LE FÉMINISME AFRICAIN N'A PAS ATTENDU L'OCCIDENT
Les femmes africaines luttent depuis des décennies pour construire leur identité et faire reconnaître leurs droits. Pourtant, elles se voient encore parfois dénier le statut de féministe. Une hérésie
«Vous ne pouvez pas proclamer qu’une idée ou un fait a été importé dans une société donnée, à moins donc de conclure aussi qu’à votre connaissance, il n’y a pas et il n’y a jamais eu, de mot ou d’expression qui, dans la langue indigène de cette société, décrit cette idée ou ce fait. » Ces mots de l’autrice et dramaturge féministe ghanéenne Ama Ata Aidoo illustrent parfaitement le procès inlassablement fait au féminisme, dès lors qu’il se rapporte aux filles et femmes subsahariennes ou afropéennes. Le féminisme serait ainsi une importation de l’Occident, une injonction de femmes blanches assénée aux femmes d’ascendance africaine, et allant à l’encontre des « vraies » valeurs – évidemment traditionnelles – de ces dernières.

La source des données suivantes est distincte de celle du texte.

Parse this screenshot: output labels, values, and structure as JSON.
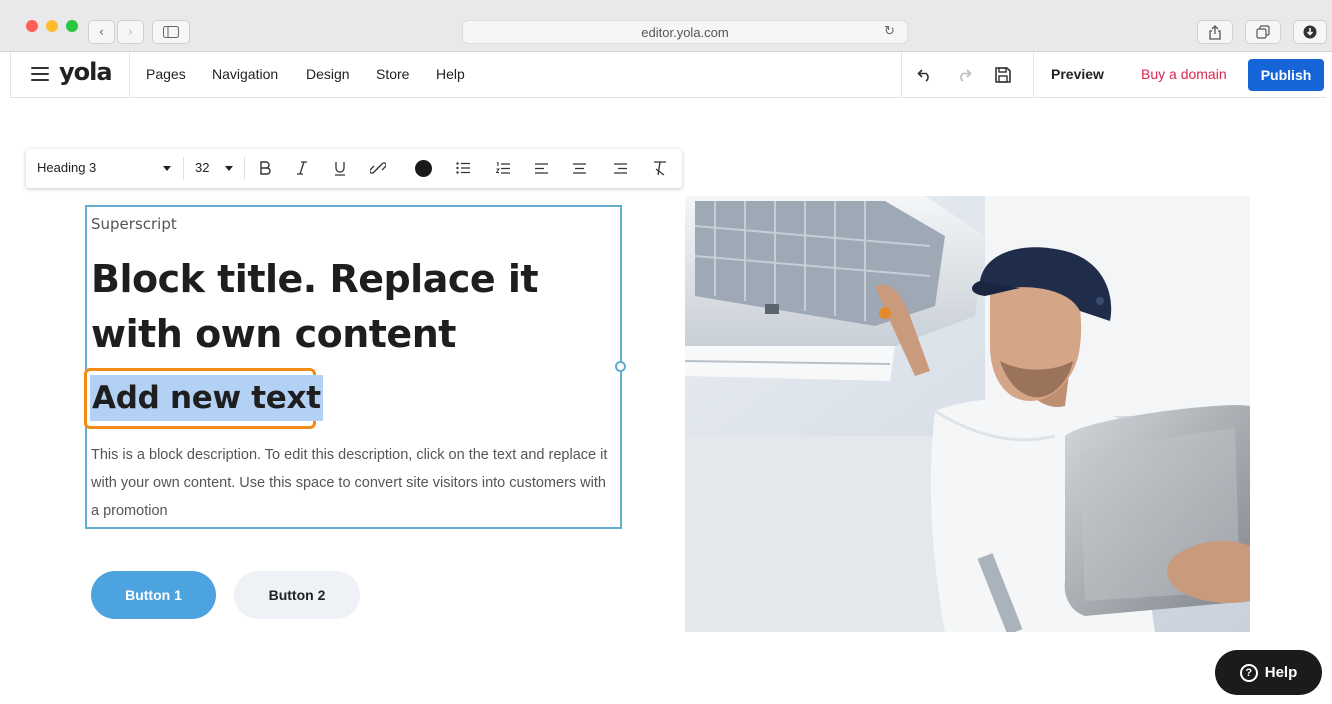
{
  "browser": {
    "url": "editor.yola.com",
    "traffic_colors": [
      "#fe5f57",
      "#febc2e",
      "#28c840"
    ]
  },
  "header": {
    "logo": "yola",
    "nav": [
      "Pages",
      "Navigation",
      "Design",
      "Store",
      "Help"
    ],
    "preview_label": "Preview",
    "buy_domain_label": "Buy a domain",
    "publish_label": "Publish",
    "accent_color": "#1565d8",
    "buy_color": "#d8274f"
  },
  "toolbar": {
    "text_style": "Heading 3",
    "font_size": "32",
    "text_color": "#1a1a1a",
    "icons": [
      "bold-icon",
      "italic-icon",
      "underline-icon",
      "link-icon",
      "text-color-icon",
      "bulleted-list-icon",
      "numbered-list-icon",
      "align-left-icon",
      "align-center-icon",
      "align-right-icon",
      "clear-format-icon"
    ]
  },
  "block": {
    "superscript": "Superscript",
    "title": "Block title. Replace it with own content",
    "selected_text": "Add new text",
    "description": "This is a block description. To edit this description, click on the text and replace it with your own content. Use this space to convert site visitors into customers with a promotion",
    "button1": "Button 1",
    "button2": "Button 2",
    "button1_color": "#4da3e0"
  },
  "help_label": "Help"
}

Oppression et désirs d’émancipation
Comme si leur appartenance subsaharienne les dispensait de désirs d’émancipation. Qu’il y avait confusion. Et qu’il s’agissait d’une démarche inconnue pour elles. D’ailleurs, de qui pourraient-elles bien prétendre à s’affranchir, leur situation est si enviable ! Personnellement, j’aime à croire que de tout temps, dans toutes les régions – et pas seulement sur le continent –, des femmes africaines ont aspiré à régner sur elles-mêmes, à être libres et à utiliser cette liberté pour en libérer d’autres. Dans une perspective internationaliste panafricaine, c’est d’ailleurs ce que me semblent traduire les rencontres continentales qui suivront les indépendances, et qui verront le rassemblement des divers mouvements de femmes africaines de tout le continent.
Continuer à présenter le féminisme incarné par les femmes africaines comme l’émanation du féminisme des femmes blanches, quand on sait que, historiquement, l’oppression des femmes n’a connu aucune frontière ethnique ou raciale, c’est leur dénier toute singularité. C’est réfuter l’idée qu’elles aient pu être responsables, aspirer à prendre leur destinée en main, penser par elles-mêmes leurs oppressions, leurs problèmes, et envisager d’elles-mêmes les solutions possibles.